桌上的手机屏幕突兀地亮起,不是电话,是一条简短的文字信息。信人是“老赵”,陈川救援队里的老搭档,一个沉默寡言但极其可靠的汉子。信息只有冰冷的几个字:“情况有变,来队部。”
心猛地沉了下去,沉向一个深不见底的冰窟。指尖瞬间冰凉,连那枚烟火弹都几乎握不住。所有关于荧光剂的胡思乱想被瞬间冻结、粉碎。抓起外套冲出门,城市的霓虹在车窗外飞倒退,模糊成一片流动的光斑,却丝毫照不亮我眼前越来越浓的黑暗。
救援队的指挥部里,空气凝重得如同灌满了铅。巨大的电子地形图占据了整面墙,象征着陈川小队最后信号的那个微弱绿点,在标记为“寒冰走廊”的狭窄区域边缘,已经过三十六个小时没有移动过。刺眼的红色覆盖了那片区域——“暴风雪红色预警”。
“昨天下午两点十七分,信号最后传回的位置信息。”老赵的声音嘶哑,布满血丝的眼睛死死盯着屏幕,“之后就彻底断了。我们尝试了所有频道,没有任何回应。”他指着一张模糊放大的卫星云图,图上那片代表暴风雪的灰白色旋涡像一个狰狞的巨兽,完全吞噬了目标区域。“风接近十级,雪崩风险极高,能见度为零。直升机……根本靠不上去。”
另一个穿着厚重救援服、脸色铁青的队员狠狠捶了一下桌面:“妈的!那片鬼地方,‘寒冰走廊’就是个冰缝迷宫!现在这鬼天气进去,就是送死!”
“送死”两个字像冰锥,狠狠扎进我的耳膜。指挥室里一片压抑的死寂,只有仪器运转出的微弱嗡鸣,和窗外隐约传来的、象征城市夜晚的遥远车流声。绝望像冰冷的潮水,无声无息地漫上来,淹没脚踝,爬上膝盖,快要窒息。
“那……就什么都不做吗?”我的声音干涩得厉害,自己听着都陌生,“就在外面……等?”
老赵抬起头,他的眼神疲惫而沉重,带着一种见惯了山野冷酷的无奈:“林晚,不是不做。是现在进去,更大的可能是再搭进去一队人。这种极端天气下的搜救,不是靠热血就能成的。陈川他……他是最好的山地救援队员,他比谁都懂极限在哪里。现在……”他顿了顿,喉结滚动了一下,艰难地吐出后面的话,“现在只能等天气窗口。祈祷……祈祷他和气象站的人……都足够幸运,找到了稳固的庇护所。”

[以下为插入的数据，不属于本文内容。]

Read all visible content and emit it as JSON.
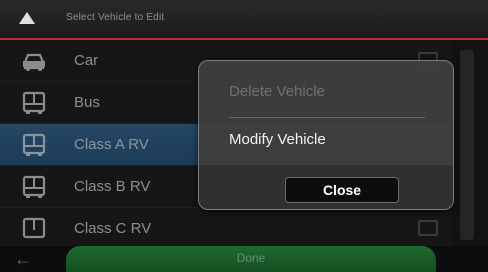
{
  "header": {
    "title": "Select Vehicle to Edit"
  },
  "vehicles": [
    {
      "label": "Car",
      "icon": "car-icon"
    },
    {
      "label": "Bus",
      "icon": "bus-icon"
    },
    {
      "label": "Class A RV",
      "icon": "rv-icon",
      "selected": true
    },
    {
      "label": "Class B RV",
      "icon": "rv-icon"
    },
    {
      "label": "Class C RV",
      "icon": "rv-icon"
    }
  ],
  "footer": {
    "done_label": "Done",
    "back_glyph": "←"
  },
  "dialog": {
    "delete_label": "Delete Vehicle",
    "modify_label": "Modify Vehicle",
    "close_label": "Close"
  },
  "colors": {
    "accent_red": "#c0312e",
    "selected_blue": "#2b5c85",
    "done_green": "#2a8d3f"
  }
}
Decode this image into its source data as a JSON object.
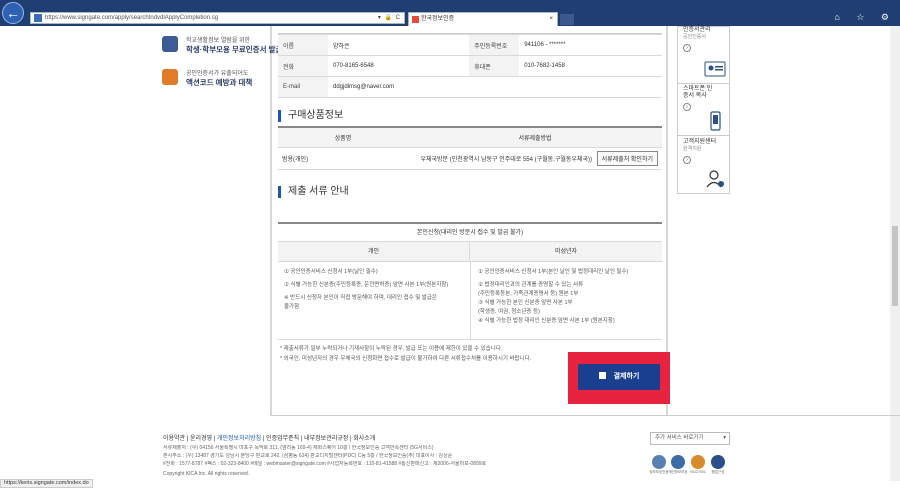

“幸运?”我重复着这个词,只觉得它空洞得可笑。在绝对的自然伟力面前,个人的“幸运”是多么渺小和虚无?我看向墙上那张巨大的地图,那片被红色覆盖的死亡区域。陈川最后消失的地方,一个小小的点,却像一个黑洞,吸走了我所有的温度和力气。指挥室里压抑的沉默和队员脸上沉重的疲惫,汇成一股冰冷的绝望,无声地宣告着一个残酷的共识:希望,渺茫。
时间在绝望的煎熬中流逝,像钝刀子割肉。三天。整整七十二个小时。每一次手机屏幕的亮起都让我心脏骤停,每一次敲门声都让我冲向门口,但每一次,都是失望。希望如同指间的流沙,越是想抓紧,流失得越快。救援队那边传来的消息越来越公式化,越来越沉重——“天气未见好转”、“雪崩预警持续”、“搜救窗口仍未出现”。老赵的电话里,那种沉重的疲惫感几乎要化为实质,压得人喘不过气。连他最后那句习惯性的“再等等看”,也失去了所有支撑的力量。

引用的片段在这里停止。